Mitos 3: Bayi dari IVF Gampang Sakit-sakitan
Ada juga mitos yang menyatakan bahwa bayi yang lahir dari program IVF akan lebih rentan terhadap penyakit dan cenderung sakit-sakitan. Dengan tegas, dr. Upik membantah hal tersebut.
"Bayi dari bayi tabung dan alami hasilnya sama. Tergantung dari genetik orangtuanya, karena sama-sama berasal dari sel benih ayah dan ibu," kata Upik.
Ini menunjukkan bahwa kesehatan bayi lebih dipengaruhi oleh faktor genetik daripada metode konsepsi. Beberapa studi yang meneliti kesehatan anak-anak IVF, seperti yang dipublikasikan di National Center for Biotechnology Information, tidak menemukan perbedaan kesehatan yang signifikan antara anak IVF dan anak yang dikandung secara alami.
Pentingnya Konsultasi dengan Dokter
Dr.
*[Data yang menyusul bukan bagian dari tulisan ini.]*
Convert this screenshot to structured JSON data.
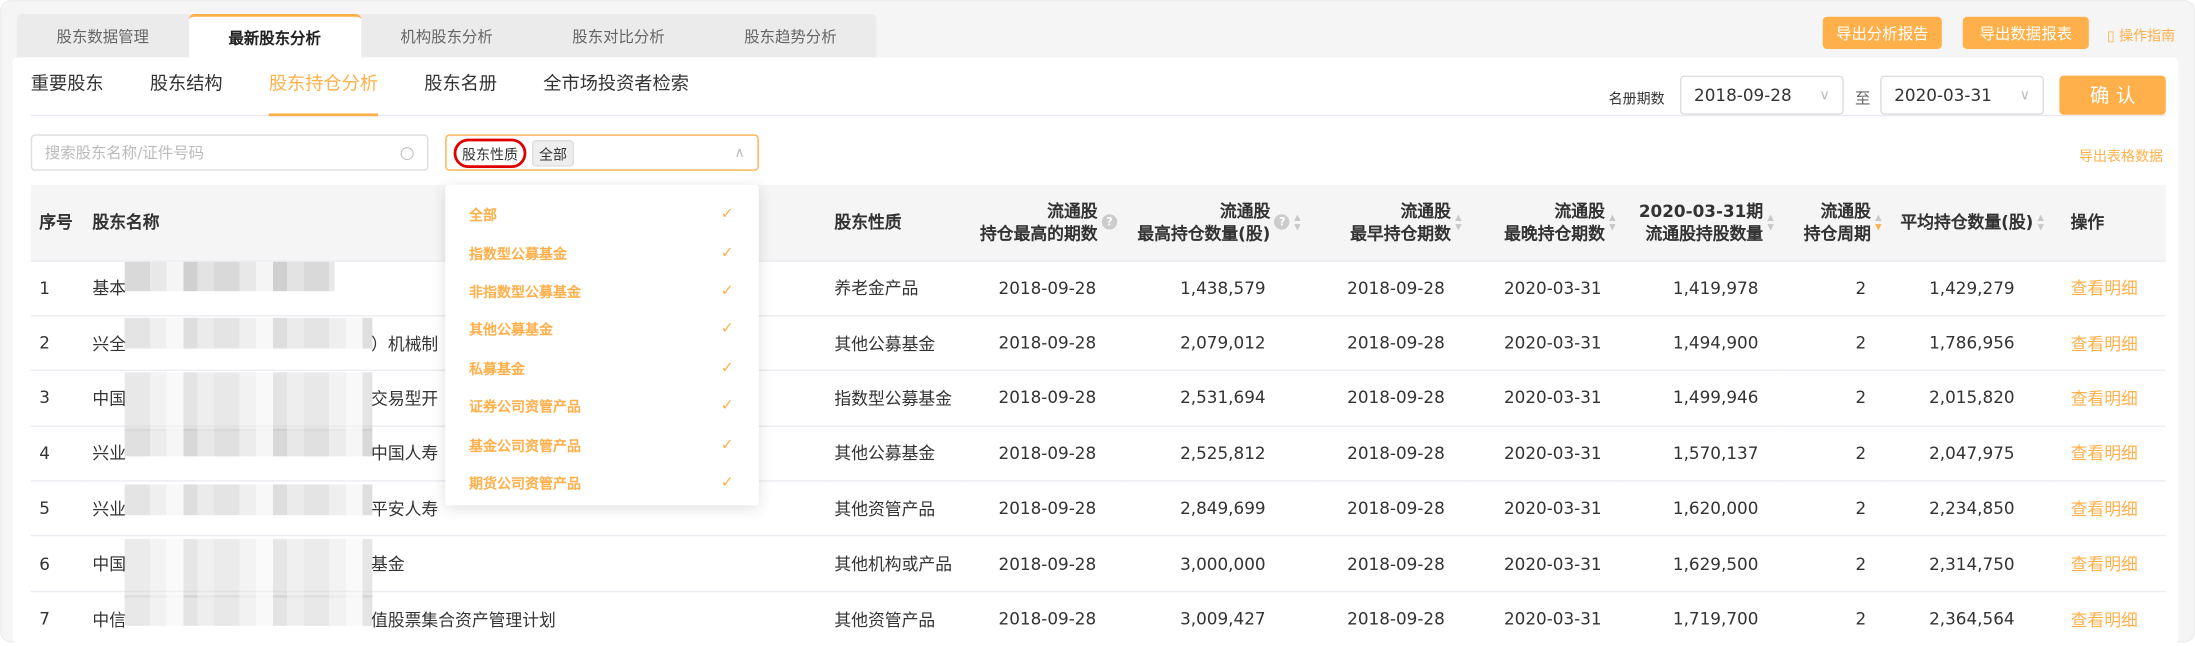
{
  "top_tabs": [
    "股东数据管理",
    "最新股东分析",
    "机构股东分析",
    "股东对比分析",
    "股东趋势分析"
  ],
  "active_top_tab": 1,
  "header_buttons": {
    "export_report": "导出分析报告",
    "export_data": "导出数据报表",
    "guide": "操作指南"
  },
  "sub_tabs": [
    "重要股东",
    "股东结构",
    "股东持仓分析",
    "股东名册",
    "全市场投资者检索"
  ],
  "active_sub_tab": 2,
  "period": {
    "label": "名册期数",
    "from": "2018-09-28",
    "to_label": "至",
    "to": "2020-03-31",
    "confirm": "确 认"
  },
  "search": {
    "placeholder": "搜索股东名称/证件号码"
  },
  "filter": {
    "label": "股东性质",
    "selected_tag": "全部"
  },
  "export_table": "导出表格数据",
  "dropdown_options": [
    "全部",
    "指数型公募基金",
    "非指数型公募基金",
    "其他公募基金",
    "私募基金",
    "证券公司资管产品",
    "基金公司资管产品",
    "期货公司资管产品"
  ],
  "table": {
    "headers": {
      "no": "序号",
      "name": "股东名称",
      "type": "股东性质",
      "c4a": "流通股",
      "c4b": "持仓最高的期数",
      "c5a": "流通股",
      "c5b": "最高持仓数量(股)",
      "c6a": "流通股",
      "c6b": "最早持仓期数",
      "c7a": "流通股",
      "c7b": "最晚持仓期数",
      "c8a": "2020-03-31期",
      "c8b": "流通股持股数量",
      "c9a": "流通股",
      "c9b": "持仓周期",
      "c10": "平均持仓数量(股)",
      "op": "操作"
    },
    "rows": [
      {
        "no": "1",
        "name_start": "基本",
        "name_end": "",
        "type": "养老金产品",
        "peak": "2018-09-28",
        "max": "1,438,579",
        "first": "2018-09-28",
        "last": "2020-03-31",
        "cur": "1,419,978",
        "cycle": "2",
        "avg": "1,429,279",
        "op": "查看明细"
      },
      {
        "no": "2",
        "name_start": "兴全",
        "name_end": "）机械制",
        "type": "其他公募基金",
        "peak": "2018-09-28",
        "max": "2,079,012",
        "first": "2018-09-28",
        "last": "2020-03-31",
        "cur": "1,494,900",
        "cycle": "2",
        "avg": "1,786,956",
        "op": "查看明细"
      },
      {
        "no": "3",
        "name_start": "中国",
        "name_end": "交易型开",
        "type": "指数型公募基金",
        "peak": "2018-09-28",
        "max": "2,531,694",
        "first": "2018-09-28",
        "last": "2020-03-31",
        "cur": "1,499,946",
        "cycle": "2",
        "avg": "2,015,820",
        "op": "查看明细"
      },
      {
        "no": "4",
        "name_start": "兴业",
        "name_end": "中国人寿",
        "type": "其他公募基金",
        "peak": "2018-09-28",
        "max": "2,525,812",
        "first": "2018-09-28",
        "last": "2020-03-31",
        "cur": "1,570,137",
        "cycle": "2",
        "avg": "2,047,975",
        "op": "查看明细"
      },
      {
        "no": "5",
        "name_start": "兴业",
        "name_end": "平安人寿",
        "type": "其他资管产品",
        "peak": "2018-09-28",
        "max": "2,849,699",
        "first": "2018-09-28",
        "last": "2020-03-31",
        "cur": "1,620,000",
        "cycle": "2",
        "avg": "2,234,850",
        "op": "查看明细"
      },
      {
        "no": "6",
        "name_start": "中国",
        "name_end": "基金",
        "type": "其他机构或产品",
        "peak": "2018-09-28",
        "max": "3,000,000",
        "first": "2018-09-28",
        "last": "2020-03-31",
        "cur": "1,629,500",
        "cycle": "2",
        "avg": "2,314,750",
        "op": "查看明细"
      },
      {
        "no": "7",
        "name_start": "中信",
        "name_end": "值股票集合资产管理计划",
        "type": "其他资管产品",
        "peak": "2018-09-28",
        "max": "3,009,427",
        "first": "2018-09-28",
        "last": "2020-03-31",
        "cur": "1,719,700",
        "cycle": "2",
        "avg": "2,364,564",
        "op": "查看明细"
      }
    ]
  },
  "colors": {
    "accent": "#ffb04a",
    "highlight_circle": "#e00000"
  }
}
Upik menekankan bahwa masih banyak mitos yang beredar tentang bayi tabung di masyarakat. Ia menyarankan agar pasangan yang berencana menjalani program bayi tabung untuk berkonsultasi langsung dengan dokter.
"Bila dengar mitos-mitos bayi tabung yang lain, bisa ditanyakan langsung ke dokter yang merawat ya," kata Upik. Konsultasi dengan dokter akan memberikan informasi yang lebih akurat dan menghilangkan keraguan yang disebabkan oleh mitos.
Pastikan untuk berkonsultasi dulu dengan dokter kandungan mengenai apakah Anda membutuhkan program bayi tabung ini. Karena tidak semua rumah sakit memiliki program bayi tabung ini, dokter biasanya akan melakukan tindakan IVF ini pada rumah sakit yang memang memliki program ini.
Kapan Prosedur Bayi Tabung atau IVF Dilakukan?
Program bayi tabung dilakukan pada pasangan dengan berbagai masalah kesuburan, seperti faktor sperma, sumbatan di kedua saluran telur, endometriosis, gangguan pematangan telur, dan faktor yang tidak diketahui penyebabnya (unexplained infertility). Prosedur ini melibatkan pertemuan sel telur dan sperma di luar tubuh manusia, kemudian 1-3 embrio yang telah terjadi pembuahan ditanam kembali ke rahim calon ibu.
Program ini dapat dilakukan pada wanita di bawah usia 46 tahun, meski ada juga kasus wanita berusia 48 tahun yang berhasil hamil melalui IVF. Angka keberhasilan program bayi tabung di dunia pada wanita di bawah 35 tahun mencapai 44,45 persen. Di Indonesia, tepatnya di program bayi tabung di RSPI pada tahun 2023, angka keberhasilan IVF pada usia kurang dari 35 tahun adalah 39,7 persen, dan pada usia 35-37 tahun sebesar 36,8 persen.